ETHは2020年に、ビットコイン(BTC)以上の値上がりを見せ、S&P500などあらゆるインデックスと比較しても良いパフォーマンスを記録しました。この大きな要因としては、分散型金融(DeFi)のエコシステムが発展し、ETHがさまざまな金融アプリケーションの基軸通貨や担保資産として機能するようになったことが大きいです。
ETHの相場展開で今後重要となってくる要素は何でしょうか?このコラムでは特に注目のトピックを整理し、2021年も強気を期待できる3つの要点をあげます。
終わらないDeFiのブーム
DeFiはバブルとして終わったというような報道も一部で見受けられますが、実際はそんなことはありません。スマートコントラクトで稼働する止まらない金融システムは、大きなトレンドとしては不可逆な流れでしょう。
現にイーサリアムのDeFiのスマートコントラクトにデポジットされている総額は2020年11月に再び過去最高を更新しました。執筆時点で約1.4兆円の資産がイーサリアムのスマートコントラクトにデポジットされています。
このデポジットされている資産にはETHも多く含まれており、それはETHのユースケースが増え続けていること、DeFiとして活用される残高が増え続けていることを意味しています。
Ethereum2.0ステーキングがスタート
また、2020年11月にEthereum2.0のステーキングが開始しました。Ethereum2.0の最低要件ステーキング量の閾値を達成したことにより、12月1日にフェーズ0のBeacon Chainがローンチしました。今後さらにステーキング数が増えることが見込まれます。
ステーキングされているとはすなわちマーケットで売却されないということであり、ステーキング開始によるマーケットへの影響としては市場で売られにくいアセットになる可能性があります。また、インフレーションしたETHはステーキングしているETH保有者のみに分配さ、さらにステーキングされることも期待できます。これがPoW(プルーフ・オブ・ワーク)の場合は、マイニングされたETHは電気代を補填するため市場でほとんど売却されます。

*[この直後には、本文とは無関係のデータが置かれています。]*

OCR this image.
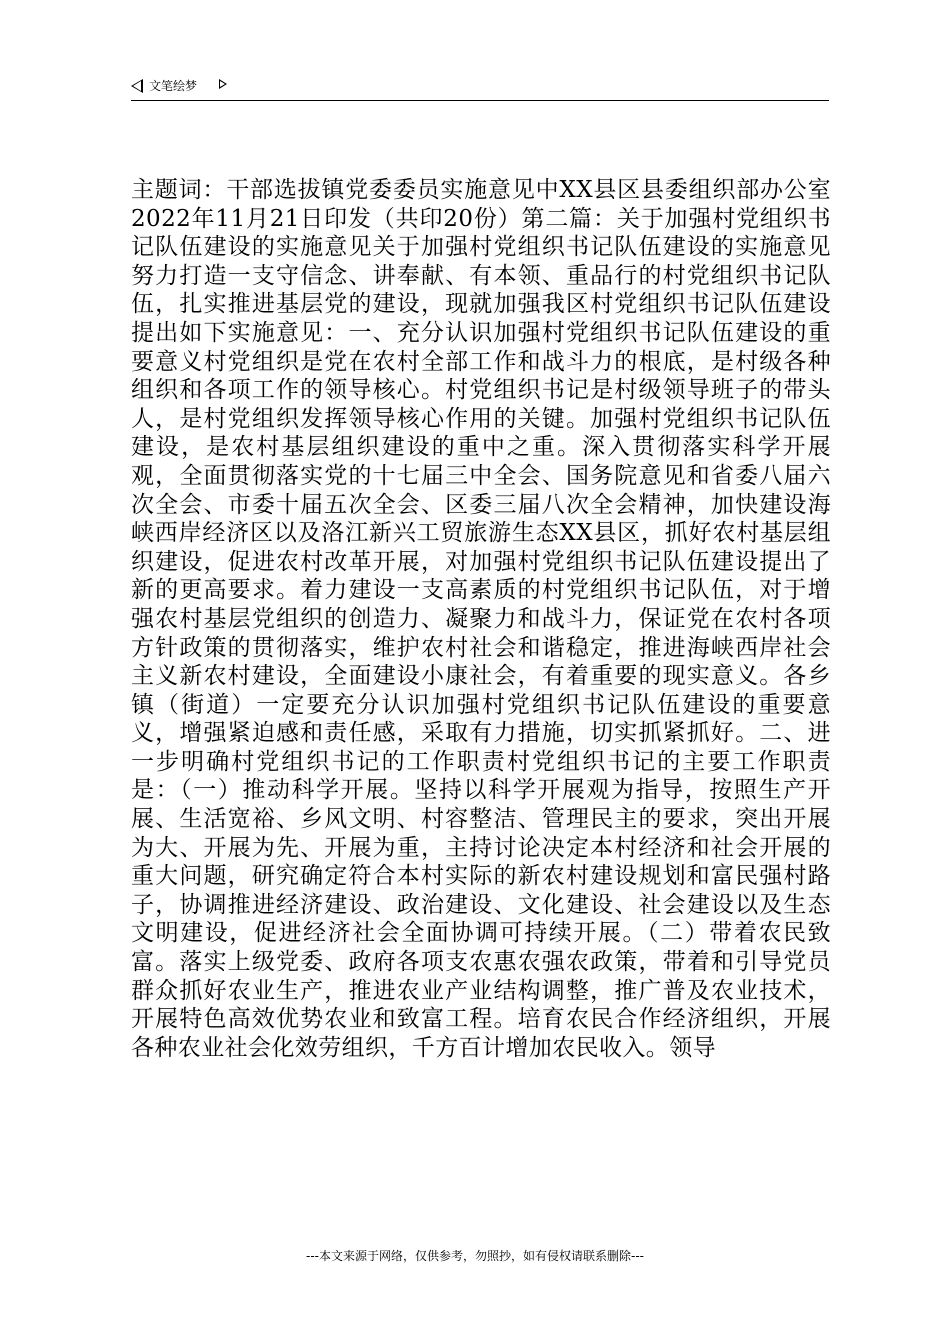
文笔绘梦
主题词：干部选拔镇党委委员实施意见中XX县区县委组织部办公室2022年11月21日印发（共印20份）第二篇：关于加强村党组织书记队伍建设的实施意见关于加强村党组织书记队伍建设的实施意见努力打造一支守信念、讲奉献、有本领、重品行的村党组织书记队伍，扎实推进基层党的建设，现就加强我区村党组织书记队伍建设提出如下实施意见：一、充分认识加强村党组织书记队伍建设的重要意义村党组织是党在农村全部工作和战斗力的根底，是村级各种组织和各项工作的领导核心。村党组织书记是村级领导班子的带头人，是村党组织发挥领导核心作用的关键。加强村党组织书记队伍建设，是农村基层组织建设的重中之重。深入贯彻落实科学开展观，全面贯彻落实党的十七届三中全会、国务院意见和省委八届六次全会、市委十届五次全会、区委三届八次全会精神，加快建设海峡西岸经济区以及洛江新兴工贸旅游生态XX县区，抓好农村基层组织建设，促进农村改革开展，对加强村党组织书记队伍建设提出了新的更高要求。着力建设一支高素质的村党组织书记队伍，对于增强农村基层党组织的创造力、凝聚力和战斗力，保证党在农村各项方针政策的贯彻落实，维护农村社会和谐稳定，推进海峡西岸社会主义新农村建设，全面建设小康社会，有着重要的现实意义。各乡镇（街道）一定要充分认识加强村党组织书记队伍建设的重要意义，增强紧迫感和责任感，采取有力措施，切实抓紧抓好。二、进一步明确村党组织书记的工作职责村党组织书记的主要工作职责是：（一）推动科学开展。坚持以科学开展观为指导，按照生产开展、生活宽裕、乡风文明、村容整洁、管理民主的要求，突出开展为大、开展为先、开展为重，主持讨论决定本村经济和社会开展的重大问题，研究确定符合本村实际的新农村建设规划和富民强村路子，协调推进经济建设、政治建设、文化建设、社会建设以及生态文明建设，促进经济社会全面协调可持续开展。（二）带着农民致富。落实上级党委、政府各项支农惠农强农政策，带着和引导党员群众抓好农业生产，推进农业产业结构调整，推广普及农业技术，开展特色高效优势农业和致富工程。培育农民合作经济组织，开展各种农业社会化效劳组织，千方百计增加农民收入。领导
---本文来源于网络，仅供参考，勿照抄，如有侵权请联系删除---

現在ネットワーク内でステーキングされているETHの総量はこちらのサイトから確認できます。
待たれるETHの規制された先物
ビットコインはCMEで規制された先物取引が開始されています。既に取引ボリュームもある程度の規模になり、マーケット全体でも存在感がある市場の1つです。これらをアメリカで監督する当局がCFTC(米商品先物取引委員会)になりますが、2020年11月現在まだETHの先物は承認していません。
しかし、CFTCのチェアマンは2020年10月にCoindeskのカンファレンスにて「イーサリアムに関心している。ビットコインはEメールにようなもの、イーサリアムはよりインターネットに近いもの」と発言しました。
CMEと同様の商品がETHでも登場することを市場は待ち望んでいます。CFTCは2020年9月に違法な金融商品を提供しているとしてビットメックス(Bitmex)を起訴しました。恐らく市場の健全化と、それに伴う規制された環境整備を準備していると推測され、ETHの規制に準拠した先物市場の登場を2021年に期待したいところでしょう。
引き続きETHに注目
いかがだったでしょうか。本コラムではETHが、2021年も強気を期待できる3つの要点として、「終わらないDeFiのブーム」「Ethereum2.0ステーキングがスタート」「待たれるETHの規制された先物」を述べました。引き続き市場の動向やメガトレンドに注目したいです。